4. Segurança da informação
Já que passamos cada vez mais tempo online, a verificação de identidades e a protecção da privacidade deverão ser grandes desafios em 2020, porque as interacçõees cara-a-cara serão menores, mais informação pessoal estará online e novas tecnologias vão facilitar o roubo de identidade, segundo um estudo da PriceWaterhouse Coopers. Os teletrabalhadores vão representar uma larga porção da força de trabalho, deixando as organizações mais vulneráveis a riscos de segurança.

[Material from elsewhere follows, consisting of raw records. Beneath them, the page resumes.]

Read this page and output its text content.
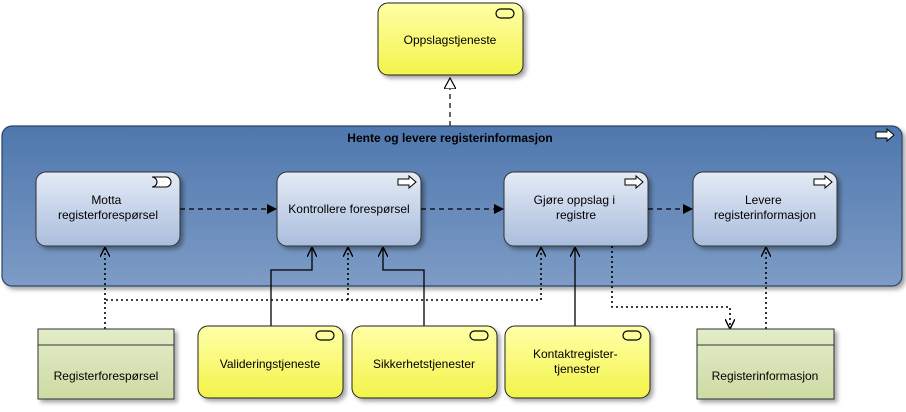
Oppslagstjeneste
Hente og levere registerinformasjon
Motta registerforespørsel	Kontrollere forespørsel
Gjøre oppslag i registre
Levere registerinformasjon
Registerforespørsel	Registerinformasjon
Valideringstjeneste	Sikkerhetstjenester
Kontaktregister- tjenester
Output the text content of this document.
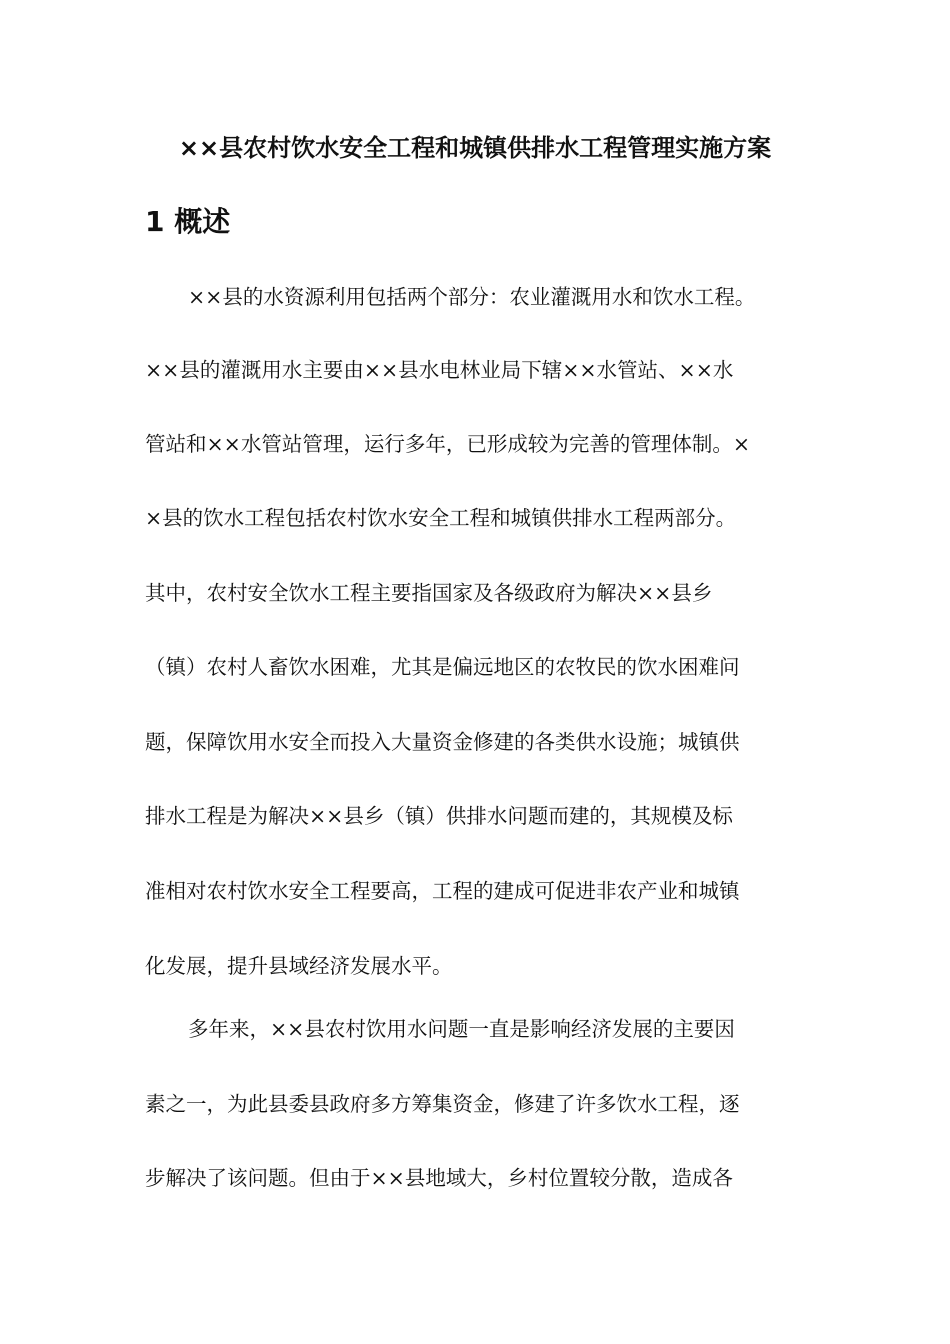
××县农村饮水安全工程和城镇供排水工程管理实施方案
1 概述
××县的水资源利用包括两个部分：农业灌溉用水和饮水工程。
××县的灌溉用水主要由××县水电林业局下辖××水管站、××水
管站和××水管站管理，运行多年，已形成较为完善的管理体制。×
×县的饮水工程包括农村饮水安全工程和城镇供排水工程两部分。
其中，农村安全饮水工程主要指国家及各级政府为解决××县乡
（镇）农村人畜饮水困难，尤其是偏远地区的农牧民的饮水困难问
题，保障饮用水安全而投入大量资金修建的各类供水设施；城镇供
排水工程是为解决××县乡（镇）供排水问题而建的，其规模及标
准相对农村饮水安全工程要高，工程的建成可促进非农产业和城镇
化发展，提升县域经济发展水平。
多年来，××县农村饮用水问题一直是影响经济发展的主要因
素之一，为此县委县政府多方筹集资金，修建了许多饮水工程，逐
步解决了该问题。但由于××县地域大，乡村位置较分散，造成各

“Vivemos numa época de risco” porque muitos funcionários têm bons conhecimentos de tecnologia mas, no entanto, eles não entendem a primeira coisa sobre segurança de dados, explica Foote. “Isso mudará em 2020″, quando as empresas fortalecerem a protecção sobre a segurança de dados – incluindo o centro de dados, a ligação à Internet e o acesso remoto, prevê.
5. Administração de redes
A administração dos sistemas de redes e da transmissão de dados permanecerá no topo das prioridades em 2020 mas enquanto as empresas fogem de a aumentar nas despesas, vão virar-se para as consultoras para lhes dizerem  como serem mais produtivas e eficientes, diz Snyder, baseado nas previsões do departamento de estatísticas de emprego dos EUA.
“Já se despediu o que havia a despedir, portanto agora só se pode aumentar a produtividade”, diz. “Alguém terá de me explicar como usar melhor a tecnologia de que disponho”.

Artigo adaptado da Computerworld/IDGNow!